Meta note: scouting principles are evergreen — what to look for stays the same across patches.
Scouting — checking other players' boards between turns — is one of the most underused skills in Battlegrounds. The information is right there, free, and most players barely glance at it. Knowing what to look for and how to act on it lets you position correctly, tailor your build, and avoid nasty surprises. Here's how to scout like a strong player.
Why scouting matters
You can usually look at the other players' boards (and who you're likely to fight). That information answers the two questions that decide your turn: how strong do I need to be, and what threats must my board and positioning answer? Playing blind means guessing; scouting means knowing.
What to look for
When you scout, scan for these in priority order:
- Overall board strength. Is this opponent way ahead, even, or behind you?

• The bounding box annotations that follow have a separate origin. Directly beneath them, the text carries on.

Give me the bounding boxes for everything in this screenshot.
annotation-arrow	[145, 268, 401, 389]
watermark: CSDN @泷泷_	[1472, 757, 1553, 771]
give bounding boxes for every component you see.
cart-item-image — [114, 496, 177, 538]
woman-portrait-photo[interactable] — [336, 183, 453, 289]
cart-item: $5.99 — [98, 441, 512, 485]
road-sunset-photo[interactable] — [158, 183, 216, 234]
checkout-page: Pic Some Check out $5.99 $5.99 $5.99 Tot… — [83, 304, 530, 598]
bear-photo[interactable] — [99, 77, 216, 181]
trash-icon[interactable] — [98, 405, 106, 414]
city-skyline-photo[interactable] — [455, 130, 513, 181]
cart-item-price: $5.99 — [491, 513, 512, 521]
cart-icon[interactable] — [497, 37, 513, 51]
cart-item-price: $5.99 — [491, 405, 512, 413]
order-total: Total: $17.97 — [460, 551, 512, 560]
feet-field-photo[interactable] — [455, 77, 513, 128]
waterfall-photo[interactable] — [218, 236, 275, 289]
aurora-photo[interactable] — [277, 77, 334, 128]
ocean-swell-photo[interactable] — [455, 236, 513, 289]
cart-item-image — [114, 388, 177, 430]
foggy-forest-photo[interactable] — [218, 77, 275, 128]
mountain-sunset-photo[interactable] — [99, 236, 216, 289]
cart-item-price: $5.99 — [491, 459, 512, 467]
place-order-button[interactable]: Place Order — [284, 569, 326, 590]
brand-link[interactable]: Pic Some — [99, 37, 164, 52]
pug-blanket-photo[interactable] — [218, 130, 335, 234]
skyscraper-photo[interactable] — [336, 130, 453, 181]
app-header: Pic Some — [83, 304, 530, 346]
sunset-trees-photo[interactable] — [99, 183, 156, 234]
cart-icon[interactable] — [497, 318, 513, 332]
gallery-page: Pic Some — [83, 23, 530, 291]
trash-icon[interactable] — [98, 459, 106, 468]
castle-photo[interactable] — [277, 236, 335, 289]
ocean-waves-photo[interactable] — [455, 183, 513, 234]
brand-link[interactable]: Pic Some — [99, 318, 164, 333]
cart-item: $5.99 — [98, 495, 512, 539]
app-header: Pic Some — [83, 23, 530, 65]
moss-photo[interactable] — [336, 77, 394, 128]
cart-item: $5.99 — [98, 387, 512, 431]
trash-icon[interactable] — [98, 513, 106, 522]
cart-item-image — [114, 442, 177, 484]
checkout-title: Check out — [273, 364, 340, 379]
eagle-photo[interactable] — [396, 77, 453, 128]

This tells you whether you're fighting for survival or in good shape.
- Poison / Venomous. A poison minion means you can't rely on a single big carry — adjust your build and positioning.
- Divine Shields. Lots of shields means you need enough attacks to pop them before your heavy hitters land.
- Cleave attackers. A big cleaver means don't clump your fragile minions adjacent to each other.
- Their likely first attacker and biggest threat. Position to absorb or answer it.
- Their comp and scaling trajectory. Are they out-scaling you for the late game?
Act on what you see
Scouting is only useful if you change something:
- Position against the specific threat. Saw poison? Protect or back up your carry, and put a Divine Shield on it if you can. Saw cleave? Spread out.
- Decide push vs. play safe. If the opponent you'll likely face is much stronger, you may play to survive rather than greed. If they're weak, you can afford to greed a level.
- Tailor your build for the lobby's threats, especially late, when you should build to beat the strongest remaining board, not the average one.
Scout the whole lobby, not just your next fight
Even when you can't be sure who you'll face, scanning all the boards tells you:
- Who's the lobby threat you'll eventually need to beat for first.
- Which tribes are contested (lots of players on the same tribe means a drained pool — pivot).
- Who's low and about to die, which can inform whether you just need to survive a round to climb a placement.
Common scouting mistakes
- Not scouting at all and getting surprised by poison or a huge board.
- Scouting but not adjusting — looking without changing your position or plan.
- Only looking at your next opponent and ignoring the lobby's biggest threat.
- Forgetting to re-scout late, when boards change fast and the final 1v1 looms.
Takeaway
Scouting turns free information into wins. Check board strength, poison, Divine Shields, and cleave; position and build to answer the specific threats you see; and read the whole lobby for the player you'll ultimately have to beat. Don't just glance — scout with intent and adjust every turn, and you'll stop losing to surprises everyone else walked right into.